K1 vs. K2: A Comparative Look
| Feature | Vitamin K1 (Phylloquinone) | Vitamin K2 (Menaquinones) |
|---|---|---|
| Primary Source | Plant sources, especially green leafy vegetables like spinach, kale, and broccoli. | Primarily from bacterial synthesis found in fermented foods (natto, some cheeses) and animal products (egg yolks, liver). |
| Absorption | Poorly absorbed from plants; less than 10% absorbed. | Better absorbed, especially from fatty foods. |
| Circulation Half-life | Relatively short, stays in the blood for only a few hours. | Longer, can remain in circulation for days, especially longer-chain forms like MK-7. |
| Primary Function | Cofactor for blood clotting proteins produced in the liver. | Activates extrahepatic proteins for bone mineralization and inhibition of soft-tissue calcification. |
| Distribution | Preferentially stored and utilized by the liver. | Redistributed more effectively to extrahepatic tissues like bones and blood vessels. |
The Rediscovery and Modern Interest
For decades after the Nobel Prize, the distinction between K1 and K2 was largely overlooked by the wider scientific community, with a primary focus on K1's role in coagulation.
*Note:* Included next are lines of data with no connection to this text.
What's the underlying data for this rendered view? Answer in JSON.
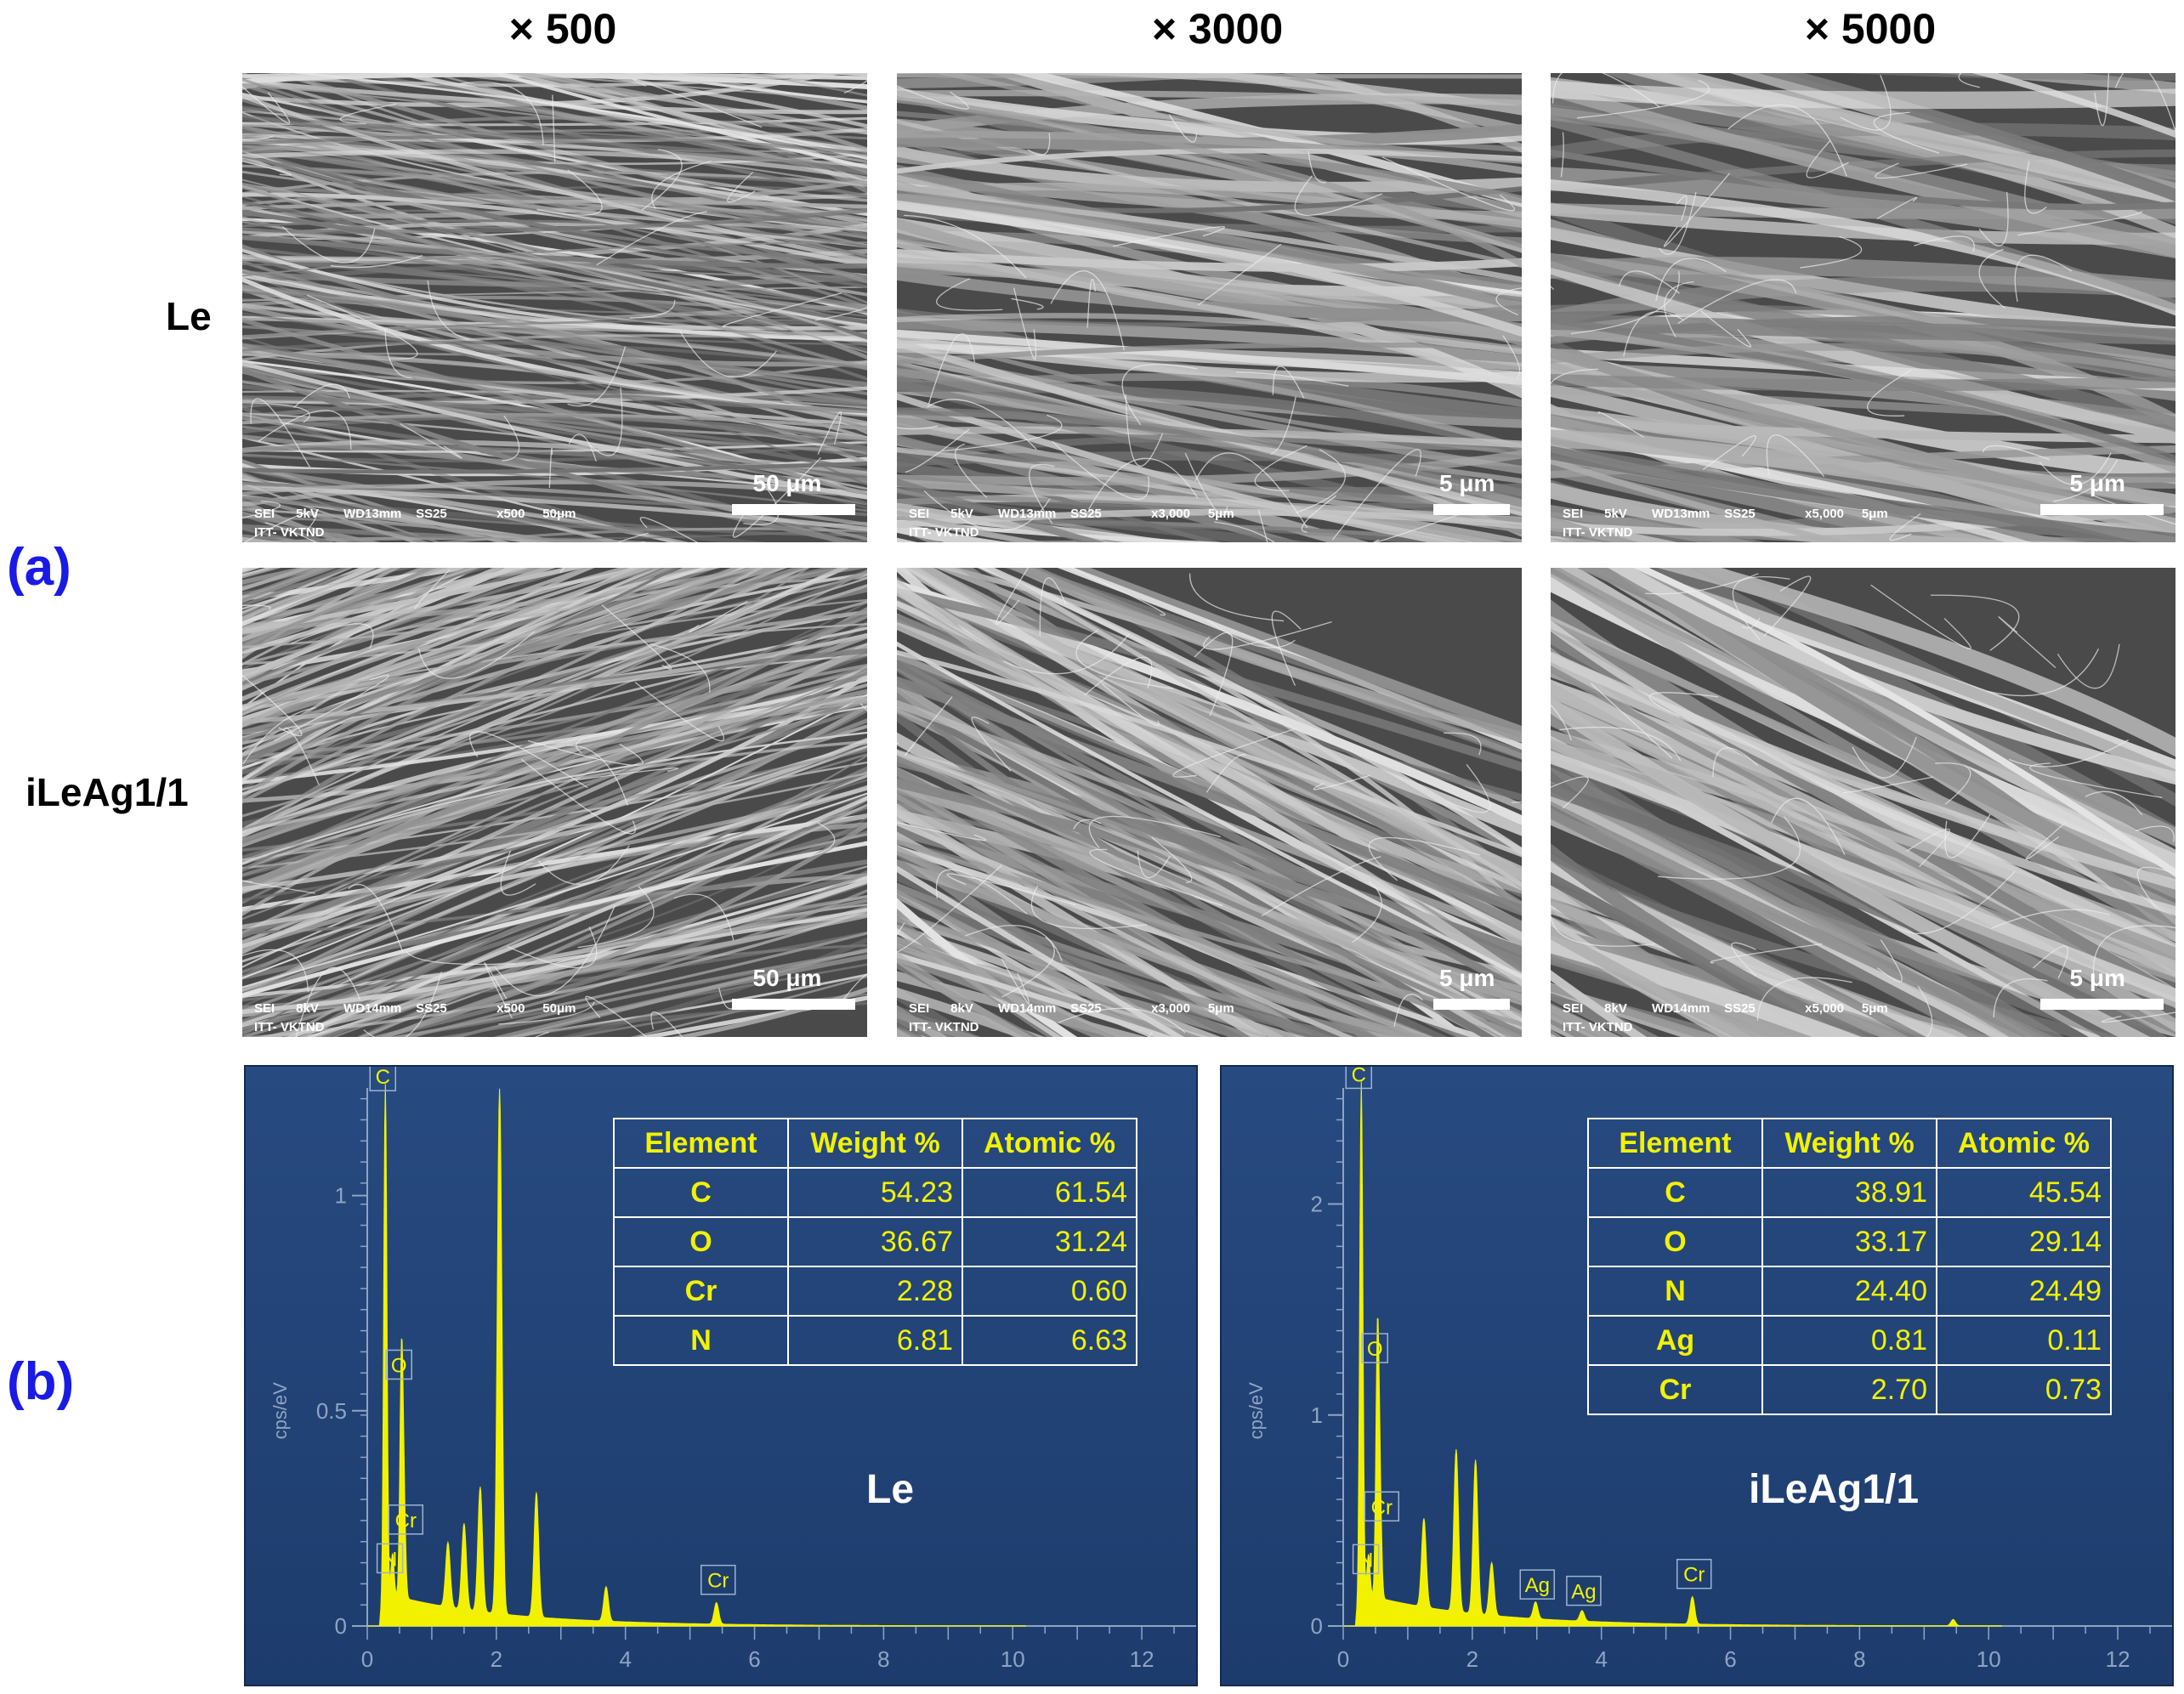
{
  "column_headers": [
    "× 500",
    "× 3000",
    "× 5000"
  ],
  "row_headers": [
    "Le",
    "iLeAg1/1"
  ],
  "panel_labels": {
    "a": "(a)",
    "b": "(b)"
  },
  "sem_images": [
    {
      "scale_label": "50 μm",
      "footer_line1": "SEI      5kV       WD13mm    SS25              x500     50μm",
      "footer_line2": "ITT- VKTND"
    },
    {
      "scale_label": "5 μm",
      "footer_line1": "SEI      5kV       WD13mm    SS25              x3,000     5μm",
      "footer_line2": "ITT- VKTND"
    },
    {
      "scale_label": "5 μm",
      "footer_line1": "SEI      5kV       WD13mm    SS25              x5,000     5μm",
      "footer_line2": "ITT- VKTND"
    },
    {
      "scale_label": "50 μm",
      "footer_line1": "SEI      8kV       WD14mm    SS25              x500     50μm",
      "footer_line2": "ITT- VKTND"
    },
    {
      "scale_label": "5 μm",
      "footer_line1": "SEI      8kV       WD14mm    SS25              x3,000     5μm",
      "footer_line2": "ITT- VKTND"
    },
    {
      "scale_label": "5 μm",
      "footer_line1": "SEI      8kV       WD14mm    SS25              x5,000     5μm",
      "footer_line2": "ITT- VKTND"
    }
  ],
  "colors": {
    "label_blue": "#1a1ae6",
    "eds_bg": "#23457a",
    "spectrum": "#f2f200"
  },
  "chart_data": [
    {
      "type": "area",
      "sample": "Le",
      "ylabel": "cps/eV",
      "xlim": [
        0,
        13
      ],
      "ylim": [
        0,
        1.25
      ],
      "xticks": [
        "0",
        "2",
        "4",
        "6",
        "8",
        "10",
        "12"
      ],
      "yticks": [
        "0",
        "0.5",
        "1"
      ],
      "peaks": [
        {
          "x": 0.28,
          "y": 1.22,
          "label": "C"
        },
        {
          "x": 0.39,
          "y": 0.1,
          "label": "N"
        },
        {
          "x": 0.53,
          "y": 0.55,
          "label": "O"
        },
        {
          "x": 0.57,
          "y": 0.19,
          "label": "Cr"
        },
        {
          "x": 1.25,
          "y": 0.15,
          "label": ""
        },
        {
          "x": 1.5,
          "y": 0.2,
          "label": ""
        },
        {
          "x": 1.75,
          "y": 0.29,
          "label": ""
        },
        {
          "x": 2.05,
          "y": 1.22,
          "label": ""
        },
        {
          "x": 2.62,
          "y": 0.29,
          "label": ""
        },
        {
          "x": 3.7,
          "y": 0.08,
          "label": ""
        },
        {
          "x": 5.41,
          "y": 0.05,
          "label": "Cr"
        }
      ],
      "table": {
        "headers": [
          "Element",
          "Weight %",
          "Atomic %"
        ],
        "rows": [
          [
            "C",
            "54.23",
            "61.54"
          ],
          [
            "O",
            "36.67",
            "31.24"
          ],
          [
            "Cr",
            "2.28",
            "0.60"
          ],
          [
            "N",
            "6.81",
            "6.63"
          ]
        ]
      }
    },
    {
      "type": "area",
      "sample": "iLeAg1/1",
      "ylabel": "cps/eV",
      "xlim": [
        0,
        13
      ],
      "ylim": [
        0,
        2.55
      ],
      "xticks": [
        "0",
        "2",
        "4",
        "6",
        "8",
        "10",
        "12"
      ],
      "yticks": [
        "0",
        "1",
        "2"
      ],
      "peaks": [
        {
          "x": 0.28,
          "y": 2.5,
          "label": "C"
        },
        {
          "x": 0.39,
          "y": 0.2,
          "label": "N"
        },
        {
          "x": 0.53,
          "y": 1.2,
          "label": "O"
        },
        {
          "x": 0.57,
          "y": 0.45,
          "label": "Cr"
        },
        {
          "x": 1.25,
          "y": 0.42,
          "label": ""
        },
        {
          "x": 1.75,
          "y": 0.77,
          "label": ""
        },
        {
          "x": 2.05,
          "y": 0.73,
          "label": ""
        },
        {
          "x": 2.3,
          "y": 0.25,
          "label": ""
        },
        {
          "x": 2.98,
          "y": 0.08,
          "label": "Ag"
        },
        {
          "x": 3.7,
          "y": 0.05,
          "label": "Ag"
        },
        {
          "x": 5.41,
          "y": 0.13,
          "label": "Cr"
        },
        {
          "x": 9.45,
          "y": 0.03,
          "label": ""
        }
      ],
      "table": {
        "headers": [
          "Element",
          "Weight %",
          "Atomic %"
        ],
        "rows": [
          [
            "C",
            "38.91",
            "45.54"
          ],
          [
            "O",
            "33.17",
            "29.14"
          ],
          [
            "N",
            "24.40",
            "24.49"
          ],
          [
            "Ag",
            "0.81",
            "0.11"
          ],
          [
            "Cr",
            "2.70",
            "0.73"
          ]
        ]
      }
    }
  ]
}
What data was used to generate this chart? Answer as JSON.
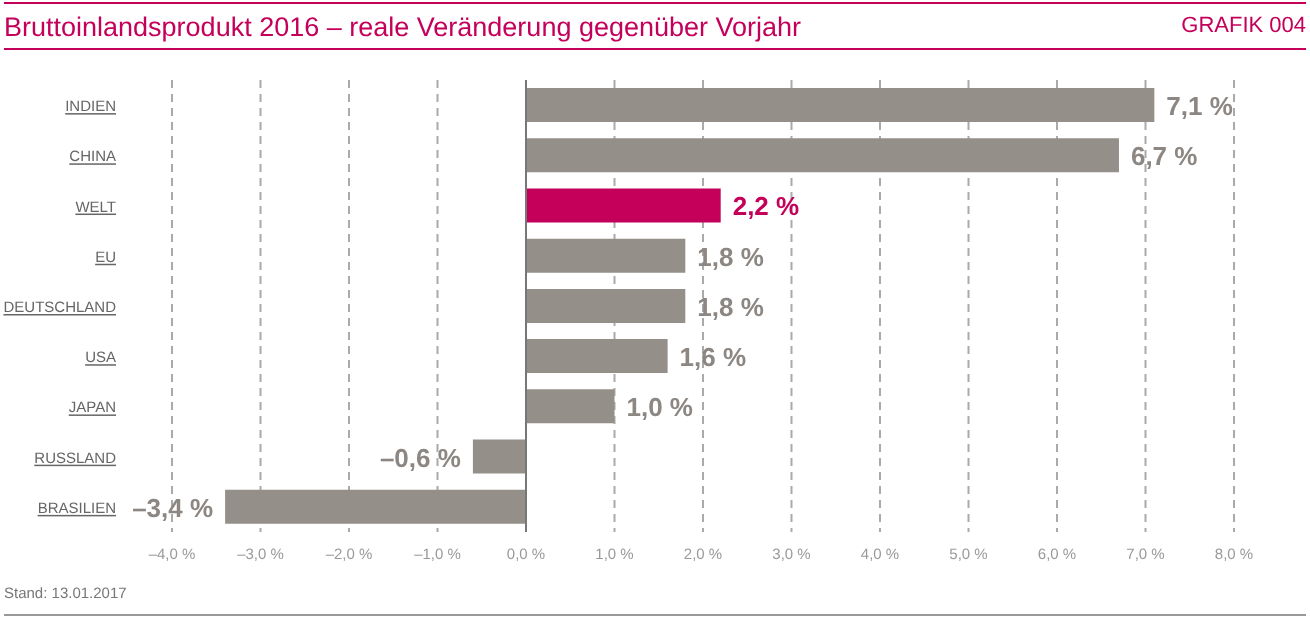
{
  "chart_data": {
    "type": "bar",
    "orientation": "horizontal",
    "title": "Bruttoinlandsprodukt 2016 – reale Veränderung gegenüber Vorjahr",
    "annotations": [
      "GRAFIK 004",
      "Stand: 13.01.2017"
    ],
    "categories": [
      "INDIEN",
      "CHINA",
      "WELT",
      "EU",
      "DEUTSCHLAND",
      "USA",
      "JAPAN",
      "RUSSLAND",
      "BRASILIEN"
    ],
    "values": [
      7.1,
      6.7,
      2.2,
      1.8,
      1.8,
      1.6,
      1.0,
      -0.6,
      -3.4
    ],
    "value_labels": [
      "7,1 %",
      "6,7 %",
      "2,2 %",
      "1,8 %",
      "1,8 %",
      "1,6 %",
      "1,0 %",
      "–0,6 %",
      "–3,4 %"
    ],
    "colors": [
      "#948f89",
      "#948f89",
      "#c4005a",
      "#948f89",
      "#948f89",
      "#948f89",
      "#948f89",
      "#948f89",
      "#948f89"
    ],
    "xlim": [
      -4,
      8
    ],
    "xticks": [
      {
        "value": -4,
        "label": "–4,0 %"
      },
      {
        "value": -3,
        "label": "–3,0 %"
      },
      {
        "value": -2,
        "label": "–2,0 %"
      },
      {
        "value": -1,
        "label": "–1,0 %"
      },
      {
        "value": 0,
        "label": "0,0 %"
      },
      {
        "value": 1,
        "label": "1,0 %"
      },
      {
        "value": 2,
        "label": "2,0 %"
      },
      {
        "value": 3,
        "label": "3,0 %"
      },
      {
        "value": 4,
        "label": "4,0 %"
      },
      {
        "value": 5,
        "label": "5,0 %"
      },
      {
        "value": 6,
        "label": "6,0 %"
      },
      {
        "value": 7,
        "label": "7,0 %"
      },
      {
        "value": 8,
        "label": "8,0 %"
      }
    ],
    "grid": "x",
    "legend": false
  }
}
However, renewed interest in the 1990s and 2000s, driven largely by research in Japan and the Netherlands, began to highlight the distinct benefits of K2 for bone and cardiovascular health. Landmark studies like the Rotterdam Study further demonstrated the inverse relationship between high vitamin K2 intake and reduced risk of heart disease. This modern research has cemented the importance of K2 as a separate and crucial nutrient.
Why the Re-evaluation of Vitamin K?
The shift in focus from a single 'vitamin K' to distinct K1 and K2 compounds was driven by accumulating evidence showing their different roles and bioavailabilities. While the human body can convert some K1 to K2 (specifically MK-4), dietary intake of fermented foods rich in long-chain menaquinones like MK-7 has a more profound effect on extrahepatic vitamin K status. The discovery of vitamin K-dependent proteins outside the liver, such as osteocalcin and MGP, revealed new physiological roles that were not fulfilled by K1 alone.
Conclusion
While the journey began with Henrik Dam's accidental discovery of a coagulation-regulating factor, the true story of vitamin K2’s origin is a tale of scientific progress over many decades. It involves the meticulous isolation work of Edward Doisy, the recognition of its production by bacteria, and subsequent modern research revealing its critical and unique functions beyond blood clotting. The distinction between K1 and K2 represents a significant advancement in nutritional science, with implications for bone health and cardiovascular well-being. It is a testament to how scientific understanding evolves, distinguishing complex nutrients from single, simple compounds. For more detailed information on the chemical and biological responses of vitamin K2, one can consult comprehensive reviews published in scientific journals.